Domani, 7 dicembre, sarà disponibile in streaming gratuito un film sul ciclismo che vede tra i protagonisti anche Davide Rebellin: L’ultimo chilometro.
Sono passati pochi giorni dalla tragica morte sulla strada del ciclista Davide Rebellin, falciato da un camionista pirata tedesco, che poi è fuggito abbandonandolo agonizzante sull’asfalto. Mentre la giustizia italiana fa il suo corso, per ricordare il campione sarà disponibile in streaming gratuito da domani sera alle 20.30 il documentario L’ultimo chilometro. Per visionare il film, bisogna cliccare su questo link. La visione sarà possibile per 48 ore.
Il camionista che ha ucciso Rebellin è stato intanto denunciato a piede libero, ma non posto in stato di fermo, perché il codice tedesco non prevede il reato di omicidio stradale. L’uomo, Wolfgang Rieke, lavora per una ditta di spedizioni di Recke, nella regione della Renania-Wesfalia, il cui titolare è il fratello.
E non è nuovo a comportamenti di questo genere. Oltre ad un patteggiamento per fuga dal luogo dell’incidente senza prestare soccorso, si è scoperto che aveva un altro precedente, sempre in Italia: nel 2014 gli era stata ritirata la patente dalla polizia stradale di Chieti per guida in stato di ebbrezza.
Il silenzio dei giornali tedeschi sulla vicenda di Davide Rebellin
Pur non prevedendo specificatamente il reato di omicidio stradale, la legge in Germania è in genere piuttosto severa contro chi si rende colpevole di questo tipo di crimini. Lascia perplessi però il fatto che i media tedeschi abbiano passato completamente sotto silenzio la vicenda. Nessuno dei principali quotidiani nazionali riporta la notizia di quanto avvenuto in Italia.

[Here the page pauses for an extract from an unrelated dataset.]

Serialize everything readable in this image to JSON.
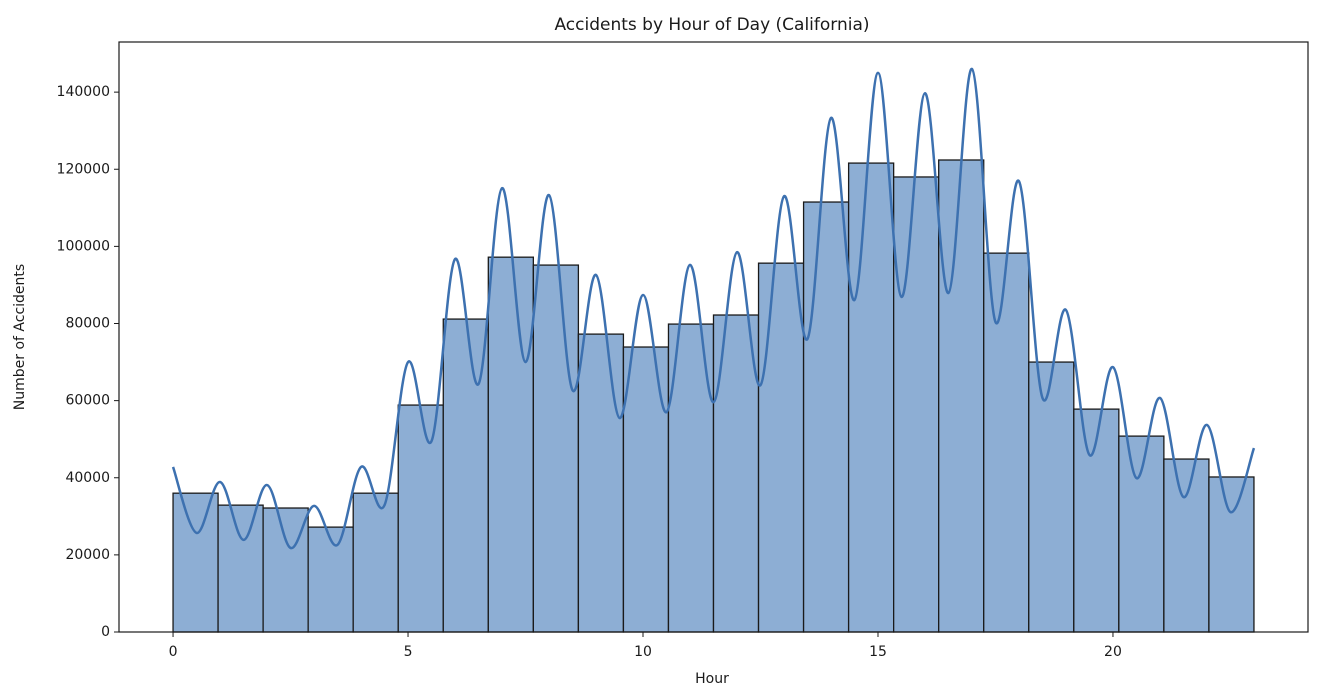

E questo non sembra un buon punto di partenza per un’auspicabile estradizione di Rieke.
Si rischia insomma che in Germania l’incidente venga fatto passare per un’incresciosa fatalità. “Purtroppo quando i cosiddetti utenti deboli della strada (ciclisti, pedoni, disabili…) vengono falciati da una macchina o da un camion, si continua a parlare di disgrazia anziché di omicidio”, considera Marco Scarponi, fratello del campione di ciclismo Michele, ucciso da un furgone nel 2017 mentre si allenava sulle strade della sua Filottrano, nelle Marche.
“Si dà quasi per scontato – continua Scarponi – che sulla strada si possa venire uccisi. Al punto che le vittime spesso non sono considerate nemmeno tali, perché in un certo senso se la sono cercata”.

Per provare a cambiare la mentalità corrente e per promuovere la sicurezza stradale, Marco Scarponi ha dato vita alla Fondazione Michele Scarponi. Che tra le varie attività si occupa anche di mettere a punto percorsi di sostegno psicologico per l’elaborazione del lutto, rivolti ai familiari delle vittime della strada.